Floats on Mercury

1. The problem statement, all variables and given/known data
A 17.89 cm diameter, 42.43 cm tall steel cylinder (rsteel=7900 kg/m3) floats in mercury. The axis of the cylinder is perpendicular to the surface. What length of steel is above the surface?


2. Relevant equations

Pb=Pa+density*g*h


3. The attempt at a solution

Pa=101300
Pb?
density= 7900 kg/m^3
H=(total length-submerged)
g=(9.8)

Pb=101300+((9.8*7900*(total length-submerged))

I have 2 unkowns. What would Pb be?

 

Any help would be much apperiated!

 

For some reason I am having a hard time grasping pressure.

 

Will Pb(pressure on bottom) always equal the denisty * depth? That is the density of the force acting against the object in this case......mercury?

 

so i have RHO(mercury)*H(submerged)=101300(Pa)+(RHO*G*LENGTH OF CYLINDER)

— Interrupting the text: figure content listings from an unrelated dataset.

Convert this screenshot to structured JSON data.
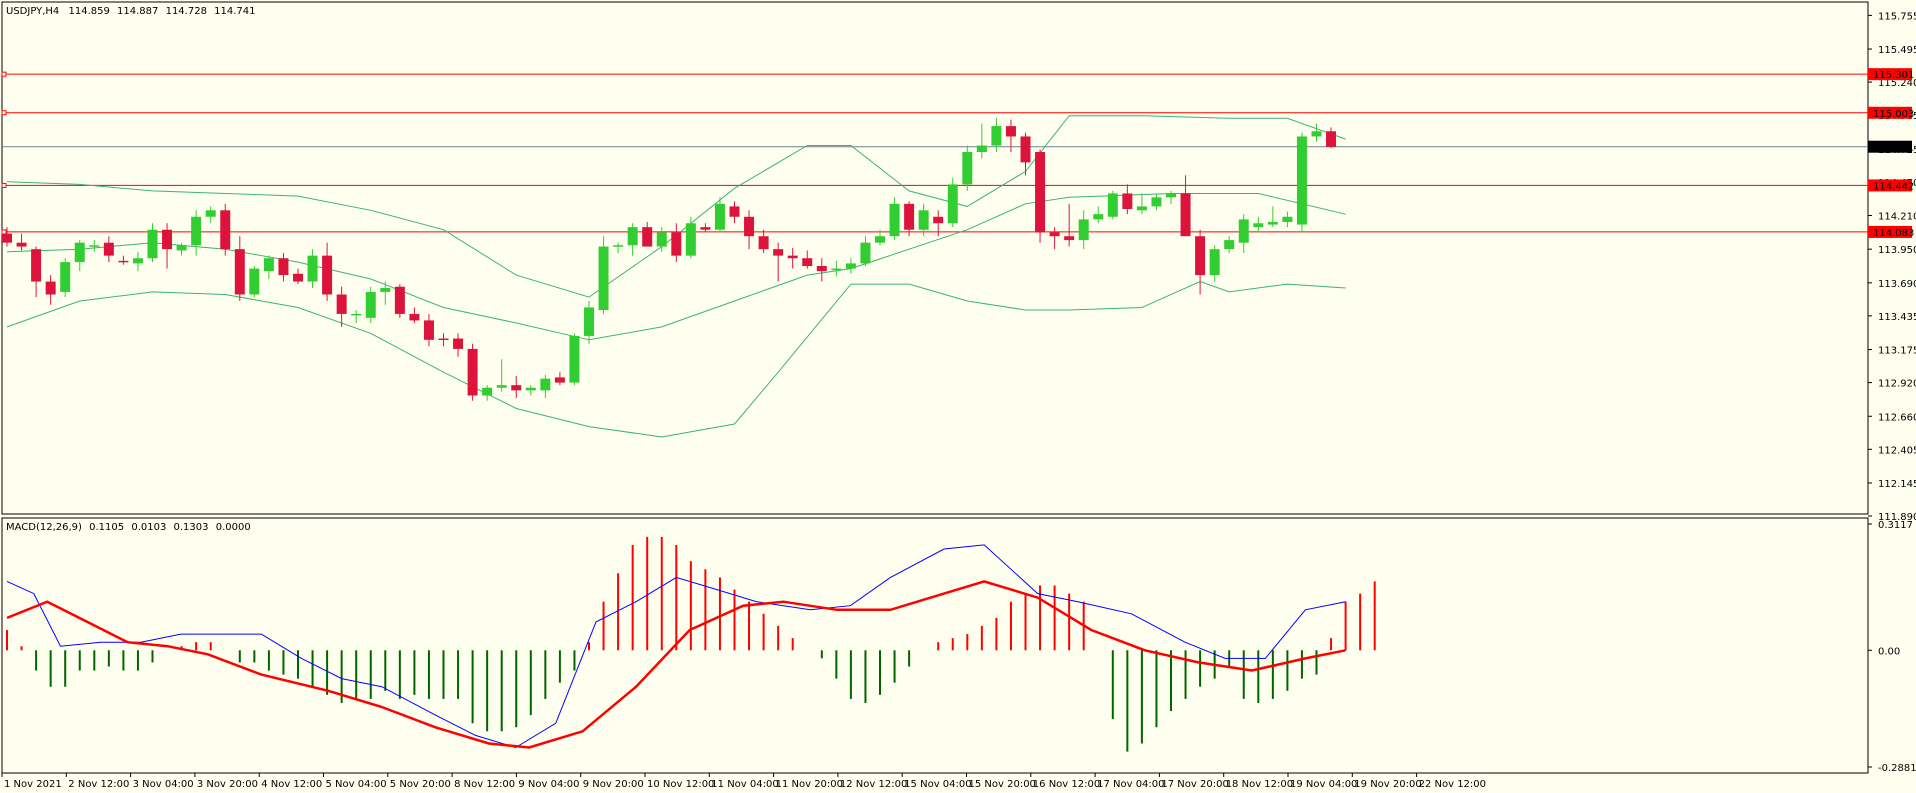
{
  "window": {
    "symbol": "USDJPY,H4",
    "ohlc": [
      "114.859",
      "114.887",
      "114.728",
      "114.741"
    ]
  },
  "colors": {
    "background": "#fffff0",
    "bull_candle": "#32cd32",
    "bear_candle": "#dc143c",
    "bands": "#3cb371",
    "level_line": "#ff0000",
    "price_line": "#708090",
    "macd_main": "#0000ff",
    "macd_signal": "#ff0000",
    "hist_up": "#ff0000",
    "hist_down": "#006400"
  },
  "chart_data": [
    {
      "type": "candlestick",
      "title": "USDJPY,H4",
      "ylim": [
        111.89,
        115.75
      ],
      "price_ticks": [
        "115.755",
        "115.495",
        "115.240",
        "114.985",
        "114.725",
        "114.470",
        "114.210",
        "113.950",
        "113.690",
        "113.435",
        "113.175",
        "112.920",
        "112.660",
        "112.405",
        "112.145",
        "111.890"
      ],
      "x_ticks": [
        "1 Nov 2021",
        "2 Nov 12:00",
        "3 Nov 04:00",
        "3 Nov 20:00",
        "4 Nov 12:00",
        "5 Nov 04:00",
        "5 Nov 20:00",
        "8 Nov 12:00",
        "9 Nov 04:00",
        "9 Nov 20:00",
        "10 Nov 12:00",
        "11 Nov 04:00",
        "11 Nov 20:00",
        "12 Nov 12:00",
        "15 Nov 04:00",
        "15 Nov 20:00",
        "16 Nov 12:00",
        "17 Nov 04:00",
        "17 Nov 20:00",
        "18 Nov 12:00",
        "19 Nov 04:00",
        "19 Nov 20:00",
        "22 Nov 12:00"
      ],
      "horizontal_levels": [
        {
          "label": "115.301",
          "value": 115.301
        },
        {
          "label": "115.003",
          "value": 115.003
        },
        {
          "label": "114.442",
          "value": 114.442
        },
        {
          "label": "114.083",
          "value": 114.083
        }
      ],
      "current_price": {
        "label": "114.741",
        "value": 114.741
      },
      "ohlc": [
        [
          114.07,
          114.12,
          113.97,
          114.0
        ],
        [
          114.0,
          114.07,
          113.94,
          113.97
        ],
        [
          113.95,
          113.97,
          113.58,
          113.7
        ],
        [
          113.7,
          113.75,
          113.52,
          113.6
        ],
        [
          113.62,
          113.88,
          113.58,
          113.85
        ],
        [
          113.85,
          114.02,
          113.78,
          114.0
        ],
        [
          113.97,
          114.02,
          113.93,
          113.98
        ],
        [
          114.0,
          114.05,
          113.85,
          113.9
        ],
        [
          113.86,
          113.9,
          113.83,
          113.85
        ],
        [
          113.84,
          113.93,
          113.78,
          113.88
        ],
        [
          113.88,
          114.15,
          113.85,
          114.1
        ],
        [
          114.1,
          114.15,
          113.8,
          113.95
        ],
        [
          113.94,
          114.0,
          113.9,
          113.98
        ],
        [
          113.98,
          114.25,
          113.9,
          114.2
        ],
        [
          114.2,
          114.28,
          114.15,
          114.25
        ],
        [
          114.25,
          114.3,
          113.9,
          113.95
        ],
        [
          113.95,
          114.05,
          113.55,
          113.6
        ],
        [
          113.6,
          113.82,
          113.58,
          113.8
        ],
        [
          113.78,
          113.9,
          113.72,
          113.88
        ],
        [
          113.88,
          113.92,
          113.7,
          113.75
        ],
        [
          113.76,
          113.8,
          113.68,
          113.7
        ],
        [
          113.7,
          113.95,
          113.65,
          113.9
        ],
        [
          113.9,
          114.0,
          113.55,
          113.6
        ],
        [
          113.6,
          113.66,
          113.35,
          113.45
        ],
        [
          113.44,
          113.48,
          113.38,
          113.45
        ],
        [
          113.42,
          113.66,
          113.38,
          113.62
        ],
        [
          113.62,
          113.7,
          113.52,
          113.65
        ],
        [
          113.66,
          113.68,
          113.42,
          113.45
        ],
        [
          113.45,
          113.5,
          113.38,
          113.4
        ],
        [
          113.4,
          113.45,
          113.2,
          113.25
        ],
        [
          113.26,
          113.3,
          113.2,
          113.25
        ],
        [
          113.26,
          113.3,
          113.12,
          113.18
        ],
        [
          113.18,
          113.22,
          112.78,
          112.82
        ],
        [
          112.82,
          112.9,
          112.78,
          112.88
        ],
        [
          112.88,
          113.1,
          112.85,
          112.9
        ],
        [
          112.9,
          112.97,
          112.8,
          112.86
        ],
        [
          112.86,
          112.9,
          112.82,
          112.88
        ],
        [
          112.86,
          112.98,
          112.8,
          112.95
        ],
        [
          112.96,
          113.0,
          112.9,
          112.92
        ],
        [
          112.92,
          113.3,
          112.9,
          113.28
        ],
        [
          113.28,
          113.55,
          113.22,
          113.5
        ],
        [
          113.48,
          114.05,
          113.45,
          113.97
        ],
        [
          113.97,
          114.0,
          113.92,
          113.98
        ],
        [
          113.98,
          114.15,
          113.9,
          114.12
        ],
        [
          114.12,
          114.16,
          113.97,
          113.97
        ],
        [
          113.97,
          114.12,
          113.93,
          114.08
        ],
        [
          114.08,
          114.15,
          113.85,
          113.9
        ],
        [
          113.9,
          114.2,
          113.88,
          114.15
        ],
        [
          114.12,
          114.15,
          114.08,
          114.1
        ],
        [
          114.1,
          114.35,
          114.08,
          114.3
        ],
        [
          114.28,
          114.32,
          114.15,
          114.2
        ],
        [
          114.2,
          114.25,
          113.95,
          114.05
        ],
        [
          114.05,
          114.1,
          113.92,
          113.95
        ],
        [
          113.95,
          114.0,
          113.7,
          113.9
        ],
        [
          113.9,
          113.96,
          113.8,
          113.88
        ],
        [
          113.88,
          113.94,
          113.8,
          113.82
        ],
        [
          113.82,
          113.88,
          113.7,
          113.78
        ],
        [
          113.8,
          113.86,
          113.74,
          113.8
        ],
        [
          113.8,
          113.88,
          113.76,
          113.84
        ],
        [
          113.84,
          114.05,
          113.82,
          114.0
        ],
        [
          114.0,
          114.1,
          113.98,
          114.05
        ],
        [
          114.05,
          114.35,
          114.02,
          114.3
        ],
        [
          114.3,
          114.32,
          114.05,
          114.1
        ],
        [
          114.1,
          114.3,
          114.05,
          114.25
        ],
        [
          114.2,
          114.25,
          114.05,
          114.15
        ],
        [
          114.15,
          114.5,
          114.12,
          114.45
        ],
        [
          114.45,
          114.75,
          114.4,
          114.7
        ],
        [
          114.7,
          114.92,
          114.65,
          114.75
        ],
        [
          114.75,
          114.96,
          114.7,
          114.9
        ],
        [
          114.9,
          114.95,
          114.7,
          114.82
        ],
        [
          114.82,
          114.85,
          114.52,
          114.62
        ],
        [
          114.7,
          114.72,
          114.0,
          114.08
        ],
        [
          114.08,
          114.12,
          113.95,
          114.05
        ],
        [
          114.05,
          114.3,
          113.97,
          114.02
        ],
        [
          114.02,
          114.25,
          113.95,
          114.18
        ],
        [
          114.18,
          114.28,
          114.15,
          114.22
        ],
        [
          114.2,
          114.4,
          114.18,
          114.38
        ],
        [
          114.38,
          114.45,
          114.22,
          114.26
        ],
        [
          114.25,
          114.38,
          114.22,
          114.28
        ],
        [
          114.28,
          114.38,
          114.25,
          114.35
        ],
        [
          114.35,
          114.4,
          114.3,
          114.38
        ],
        [
          114.38,
          114.52,
          114.05,
          114.05
        ],
        [
          114.05,
          114.1,
          113.6,
          113.75
        ],
        [
          113.75,
          113.98,
          113.7,
          113.95
        ],
        [
          113.95,
          114.05,
          113.92,
          114.02
        ],
        [
          114.0,
          114.22,
          113.92,
          114.18
        ],
        [
          114.12,
          114.2,
          114.08,
          114.15
        ],
        [
          114.14,
          114.28,
          114.12,
          114.16
        ],
        [
          114.16,
          114.24,
          114.12,
          114.2
        ],
        [
          114.14,
          114.85,
          114.08,
          114.82
        ],
        [
          114.82,
          114.92,
          114.78,
          114.86
        ],
        [
          114.86,
          114.89,
          114.73,
          114.74
        ]
      ],
      "bollinger": {
        "upper": [
          [
            0,
            114.47
          ],
          [
            5,
            114.45
          ],
          [
            10,
            114.4
          ],
          [
            15,
            114.38
          ],
          [
            20,
            114.36
          ],
          [
            25,
            114.25
          ],
          [
            30,
            114.1
          ],
          [
            35,
            113.75
          ],
          [
            40,
            113.58
          ],
          [
            45,
            113.97
          ],
          [
            50,
            114.42
          ],
          [
            55,
            114.75
          ],
          [
            58,
            114.75
          ],
          [
            62,
            114.4
          ],
          [
            66,
            114.28
          ],
          [
            70,
            114.55
          ],
          [
            73,
            114.98
          ],
          [
            78,
            114.98
          ],
          [
            84,
            114.96
          ],
          [
            88,
            114.96
          ],
          [
            92,
            114.8
          ]
        ],
        "middle": [
          [
            0,
            113.93
          ],
          [
            5,
            113.95
          ],
          [
            10,
            114.0
          ],
          [
            15,
            113.95
          ],
          [
            20,
            113.85
          ],
          [
            25,
            113.72
          ],
          [
            30,
            113.5
          ],
          [
            35,
            113.38
          ],
          [
            40,
            113.25
          ],
          [
            45,
            113.35
          ],
          [
            50,
            113.55
          ],
          [
            55,
            113.75
          ],
          [
            58,
            113.8
          ],
          [
            62,
            113.95
          ],
          [
            66,
            114.1
          ],
          [
            70,
            114.3
          ],
          [
            73,
            114.35
          ],
          [
            80,
            114.38
          ],
          [
            86,
            114.38
          ],
          [
            92,
            114.22
          ]
        ],
        "lower": [
          [
            0,
            113.35
          ],
          [
            5,
            113.55
          ],
          [
            10,
            113.62
          ],
          [
            15,
            113.6
          ],
          [
            20,
            113.5
          ],
          [
            25,
            113.3
          ],
          [
            30,
            113.0
          ],
          [
            35,
            112.72
          ],
          [
            40,
            112.58
          ],
          [
            45,
            112.5
          ],
          [
            50,
            112.6
          ],
          [
            53,
            113.0
          ],
          [
            58,
            113.68
          ],
          [
            62,
            113.68
          ],
          [
            66,
            113.55
          ],
          [
            70,
            113.48
          ],
          [
            73,
            113.48
          ],
          [
            78,
            113.5
          ],
          [
            82,
            113.7
          ],
          [
            84,
            113.62
          ],
          [
            88,
            113.68
          ],
          [
            92,
            113.65
          ]
        ]
      }
    },
    {
      "type": "macd",
      "title": "MACD(12,26,9)",
      "values": [
        "0.1105",
        "0.0103",
        "0.1303",
        "0.0000"
      ],
      "ylim": [
        -0.2881,
        0.3117
      ],
      "y_ticks": [
        "0.3117",
        "0.00",
        "-0.2881"
      ],
      "histogram": [
        0.05,
        0.01,
        -0.05,
        -0.09,
        -0.09,
        -0.05,
        -0.05,
        -0.04,
        -0.05,
        -0.05,
        -0.03,
        0.0,
        0.01,
        0.02,
        0.02,
        0.0,
        -0.03,
        -0.03,
        -0.05,
        -0.06,
        -0.07,
        -0.09,
        -0.11,
        -0.13,
        -0.12,
        -0.12,
        -0.1,
        -0.12,
        -0.11,
        -0.12,
        -0.12,
        -0.12,
        -0.18,
        -0.2,
        -0.2,
        -0.19,
        -0.16,
        -0.12,
        -0.08,
        -0.05,
        0.02,
        0.12,
        0.19,
        0.26,
        0.28,
        0.28,
        0.26,
        0.22,
        0.2,
        0.18,
        0.15,
        0.12,
        0.09,
        0.06,
        0.03,
        0.0,
        -0.02,
        -0.07,
        -0.12,
        -0.13,
        -0.11,
        -0.08,
        -0.04,
        0.0,
        0.02,
        0.03,
        0.04,
        0.06,
        0.08,
        0.12,
        0.14,
        0.16,
        0.16,
        0.14,
        0.12,
        0.0,
        -0.17,
        -0.25,
        -0.23,
        -0.19,
        -0.15,
        -0.12,
        -0.09,
        -0.07,
        -0.04,
        -0.12,
        -0.13,
        -0.12,
        -0.1,
        -0.07,
        -0.06,
        0.03,
        0.12,
        0.14,
        0.17
      ],
      "main": [
        [
          0,
          0.17
        ],
        [
          2,
          0.14
        ],
        [
          4,
          0.01
        ],
        [
          7,
          0.02
        ],
        [
          10,
          0.02
        ],
        [
          13,
          0.04
        ],
        [
          16,
          0.04
        ],
        [
          19,
          0.04
        ],
        [
          22,
          -0.02
        ],
        [
          25,
          -0.07
        ],
        [
          28,
          -0.09
        ],
        [
          32,
          -0.16
        ],
        [
          35,
          -0.21
        ],
        [
          38,
          -0.24
        ],
        [
          41,
          -0.18
        ],
        [
          44,
          0.07
        ],
        [
          47,
          0.12
        ],
        [
          50,
          0.18
        ],
        [
          53,
          0.15
        ],
        [
          56,
          0.12
        ],
        [
          60,
          0.1
        ],
        [
          63,
          0.11
        ],
        [
          66,
          0.18
        ],
        [
          70,
          0.25
        ],
        [
          73,
          0.26
        ],
        [
          77,
          0.14
        ],
        [
          80,
          0.12
        ],
        [
          84,
          0.09
        ],
        [
          88,
          0.02
        ],
        [
          91,
          -0.02
        ],
        [
          94,
          -0.02
        ],
        [
          97,
          0.1
        ],
        [
          100,
          0.12
        ]
      ],
      "signal": [
        [
          0,
          0.08
        ],
        [
          3,
          0.12
        ],
        [
          6,
          0.07
        ],
        [
          9,
          0.02
        ],
        [
          12,
          0.01
        ],
        [
          15,
          -0.01
        ],
        [
          19,
          -0.06
        ],
        [
          24,
          -0.1
        ],
        [
          28,
          -0.14
        ],
        [
          32,
          -0.19
        ],
        [
          36,
          -0.23
        ],
        [
          39,
          -0.24
        ],
        [
          43,
          -0.2
        ],
        [
          47,
          -0.09
        ],
        [
          51,
          0.05
        ],
        [
          55,
          0.11
        ],
        [
          58,
          0.12
        ],
        [
          62,
          0.1
        ],
        [
          66,
          0.1
        ],
        [
          70,
          0.14
        ],
        [
          73,
          0.17
        ],
        [
          77,
          0.13
        ],
        [
          81,
          0.05
        ],
        [
          85,
          0.0
        ],
        [
          89,
          -0.03
        ],
        [
          93,
          -0.05
        ],
        [
          97,
          -0.02
        ],
        [
          100,
          0.0
        ]
      ]
    }
  ]
}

solve for h i have (101300+(7900*9.8*.4243))/13600= 9.8 m.....?

 

i tried 0 seeing if it was a trick question but the trick was on me because it was wrong

 

So Pb= pressure on surface of mercury+denisty *g*h? that doesn't seem right

 

What doesn't seem right is that Pb is pressure at bottom, so why would i need the pressure at the top.
Pb=Pa+rho*g*h
^ ^
^ ^
^ Pressure at above which in this case is atmosphereic pressure
^
Pressure at bottom

So if the pressure at the bottom is just (density of mercury*h*g) that works right? Where h is the amount submerged

The pressure at the top/above is jsut 101300 Pa

rho is denisty of the stell which is given 7900, g is 9.8 and h is the total height

Where am I going wrong?

 

Isn't that why we have pressure above the can?

 

Is there another way to appoarch this?

 

I can use the density of steel to see how much steel is present, then this is also equal to the weight of displaced mercury. CORRECT?

Then see how deep it is using m=Vp. CORRECT?